The intelligence officer Bankir also described how frontline soldiers would feel more secure knowing the rest of the country was better protected from Russian missile strikes.

“We need air defense systems. Here at the front, we need to be sure that our families in the back are protected and safe. Then we can fight,” he said.

People in Kyiv told CNN they were grateful for the vote but some were also sanguine about what it said about Ukraine’s dependence on outside help to survive.

Yulia, 32, thanked US lawmakers for their support but said delays had resulted in unnecessary deaths on the front lines as well as in the country’s major towns and cities. She also highlighted a widespread concern among Ukrainians that conflicts in other parts of the world have put Ukraine’s plight in the shadows.
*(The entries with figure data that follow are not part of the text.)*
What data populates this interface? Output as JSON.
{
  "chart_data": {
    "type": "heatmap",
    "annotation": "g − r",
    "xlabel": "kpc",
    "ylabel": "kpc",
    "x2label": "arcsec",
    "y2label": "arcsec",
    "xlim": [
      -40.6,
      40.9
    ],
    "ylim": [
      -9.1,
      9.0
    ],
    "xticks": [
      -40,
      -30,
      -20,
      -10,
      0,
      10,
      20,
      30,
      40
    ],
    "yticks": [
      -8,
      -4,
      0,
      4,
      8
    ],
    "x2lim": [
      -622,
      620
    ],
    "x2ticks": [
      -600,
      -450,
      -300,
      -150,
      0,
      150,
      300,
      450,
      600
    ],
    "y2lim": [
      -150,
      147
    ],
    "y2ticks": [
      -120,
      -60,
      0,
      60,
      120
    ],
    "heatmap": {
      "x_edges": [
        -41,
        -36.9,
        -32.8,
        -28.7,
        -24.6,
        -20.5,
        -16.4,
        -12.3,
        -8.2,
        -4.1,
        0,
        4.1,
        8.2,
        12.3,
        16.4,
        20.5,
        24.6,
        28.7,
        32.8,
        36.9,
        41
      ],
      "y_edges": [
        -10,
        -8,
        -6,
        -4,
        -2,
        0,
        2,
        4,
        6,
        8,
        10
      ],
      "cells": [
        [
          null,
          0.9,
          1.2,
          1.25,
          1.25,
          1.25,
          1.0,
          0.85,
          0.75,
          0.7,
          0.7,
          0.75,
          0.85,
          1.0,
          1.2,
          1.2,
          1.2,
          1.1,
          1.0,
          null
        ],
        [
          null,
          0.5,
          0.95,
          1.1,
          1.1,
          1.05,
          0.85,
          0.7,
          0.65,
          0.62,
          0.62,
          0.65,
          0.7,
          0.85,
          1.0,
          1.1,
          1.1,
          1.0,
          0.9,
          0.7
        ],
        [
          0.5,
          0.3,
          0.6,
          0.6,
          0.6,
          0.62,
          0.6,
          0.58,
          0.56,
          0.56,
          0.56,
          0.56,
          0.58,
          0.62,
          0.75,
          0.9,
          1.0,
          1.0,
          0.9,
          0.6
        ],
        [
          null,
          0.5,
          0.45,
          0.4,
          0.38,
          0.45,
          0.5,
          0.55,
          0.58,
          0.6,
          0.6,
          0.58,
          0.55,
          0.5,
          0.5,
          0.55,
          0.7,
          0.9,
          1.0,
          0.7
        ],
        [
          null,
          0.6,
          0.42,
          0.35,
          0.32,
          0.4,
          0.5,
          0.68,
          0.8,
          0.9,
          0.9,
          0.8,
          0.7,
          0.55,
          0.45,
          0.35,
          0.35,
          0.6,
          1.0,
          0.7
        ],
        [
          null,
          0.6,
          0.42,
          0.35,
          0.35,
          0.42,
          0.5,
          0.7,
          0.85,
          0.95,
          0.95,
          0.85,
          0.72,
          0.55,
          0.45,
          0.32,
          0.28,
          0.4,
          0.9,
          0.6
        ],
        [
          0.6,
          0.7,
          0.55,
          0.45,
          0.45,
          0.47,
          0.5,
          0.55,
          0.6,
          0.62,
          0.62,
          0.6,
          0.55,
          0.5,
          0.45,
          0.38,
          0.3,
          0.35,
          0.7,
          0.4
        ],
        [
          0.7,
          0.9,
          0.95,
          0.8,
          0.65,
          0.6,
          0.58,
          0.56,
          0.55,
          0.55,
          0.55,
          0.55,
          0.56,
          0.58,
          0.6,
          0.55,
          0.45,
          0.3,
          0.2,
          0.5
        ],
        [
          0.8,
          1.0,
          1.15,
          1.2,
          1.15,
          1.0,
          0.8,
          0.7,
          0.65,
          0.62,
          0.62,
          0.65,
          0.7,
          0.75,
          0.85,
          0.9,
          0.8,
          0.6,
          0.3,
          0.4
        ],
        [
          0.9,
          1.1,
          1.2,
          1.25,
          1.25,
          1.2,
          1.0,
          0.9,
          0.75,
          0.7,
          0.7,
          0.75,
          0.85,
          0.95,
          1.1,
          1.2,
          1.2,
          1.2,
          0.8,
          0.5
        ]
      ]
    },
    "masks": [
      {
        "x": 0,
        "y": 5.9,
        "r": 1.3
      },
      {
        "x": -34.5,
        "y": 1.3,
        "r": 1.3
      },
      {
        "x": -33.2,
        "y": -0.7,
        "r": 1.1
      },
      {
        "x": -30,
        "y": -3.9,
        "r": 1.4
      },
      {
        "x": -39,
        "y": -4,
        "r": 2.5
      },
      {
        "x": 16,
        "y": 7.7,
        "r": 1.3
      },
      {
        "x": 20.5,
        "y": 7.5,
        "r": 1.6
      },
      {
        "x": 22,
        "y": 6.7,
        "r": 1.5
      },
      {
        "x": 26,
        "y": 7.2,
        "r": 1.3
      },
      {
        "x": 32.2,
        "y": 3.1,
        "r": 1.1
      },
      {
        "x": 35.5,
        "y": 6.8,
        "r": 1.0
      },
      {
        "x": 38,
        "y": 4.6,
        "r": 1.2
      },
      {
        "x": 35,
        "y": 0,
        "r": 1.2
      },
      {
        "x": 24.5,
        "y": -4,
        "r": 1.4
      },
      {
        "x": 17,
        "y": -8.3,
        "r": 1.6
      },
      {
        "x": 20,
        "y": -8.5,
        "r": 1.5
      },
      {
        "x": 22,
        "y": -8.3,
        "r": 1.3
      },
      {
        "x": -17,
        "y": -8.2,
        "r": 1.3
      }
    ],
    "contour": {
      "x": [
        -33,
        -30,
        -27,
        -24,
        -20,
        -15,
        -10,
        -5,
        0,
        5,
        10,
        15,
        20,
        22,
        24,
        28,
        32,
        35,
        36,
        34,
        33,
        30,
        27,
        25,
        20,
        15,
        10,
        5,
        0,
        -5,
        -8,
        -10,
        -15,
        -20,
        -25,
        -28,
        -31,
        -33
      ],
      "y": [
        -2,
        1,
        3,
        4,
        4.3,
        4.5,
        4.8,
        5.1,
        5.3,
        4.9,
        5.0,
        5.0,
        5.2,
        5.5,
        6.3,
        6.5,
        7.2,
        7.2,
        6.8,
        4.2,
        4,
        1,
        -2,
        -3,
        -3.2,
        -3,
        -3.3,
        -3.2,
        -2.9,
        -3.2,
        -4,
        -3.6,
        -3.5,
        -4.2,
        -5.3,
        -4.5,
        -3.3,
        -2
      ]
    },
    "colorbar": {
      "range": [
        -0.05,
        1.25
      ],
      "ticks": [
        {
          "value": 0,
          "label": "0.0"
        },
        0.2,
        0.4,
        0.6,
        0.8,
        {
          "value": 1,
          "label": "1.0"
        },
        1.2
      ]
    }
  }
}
“It is essential that the issue of assistance to Ukraine does not become secondary to the war in Israel, meaning we fade into the background. It is important that the aid does not stop, important that it continues,” she said.

Roman, 49, was even more circumspect, describing his frustrations with Ukraine’s reliance on Western support. He referenced a decision taken in 1994, shortly after independence, when Kyiv gave up the nuclear weapons stationed on its territory during Soviet times – now seen by many Ukrainians as a calamitous mistake.

“It seems to me that this [vote on military aid] should not have taken this long. Back in the day, Ukraine gave up nuclear weapons under pressure from the United States, and it was under US pressure that we destroyed all our aviation and handed some of it over to Russia. It is these aircraft that are now launching missile strikes against our country – missiles that we handed over to Russia,” he said, adding that US pressure back then meant Washington should feel an obligation to help Ukraine now.

“The war has taught us not to trust anyone. We became realists and fatalists a long time ago. I will believe that there is aid when it actually enters Ukraine,” he added.

Hanna, 42, was more upbeat.

“At last! We have been waiting for this for so long. The last six months have been very difficult, we lacked everything – equipment, ammunition, weapons. This is not only Ukraine’s war. It is a war of the entire world,” she said.

Danylo, 23, also struck a more positive note, saying the entire country felt relief knowing US military aid would likely start flowing again after the House vote.

“All Ukrainians have been waiting for this bill to finally pass. Ukraine has been without American aid for a long time. Without US assistance, Ukraine has little chance of success on the battlefield,” he said.

“We hope that after the adoption of this law, Ukraine will seize the initiative and save as many human lives as possible and finally be able to liberate our lands from Russian occupation.”

An expression of Ukrainian relief also came at Kyiv’s National Palace of Arts on Saturday evening. In a break between songs at a concert given by popular singers Oleksandr Ponomariov and Mykhailo Khoma, the event emcee took to the stage to announce the result of the US House vote.

The news triggered cheering among the three thousand plus audience and a sustained round of applause.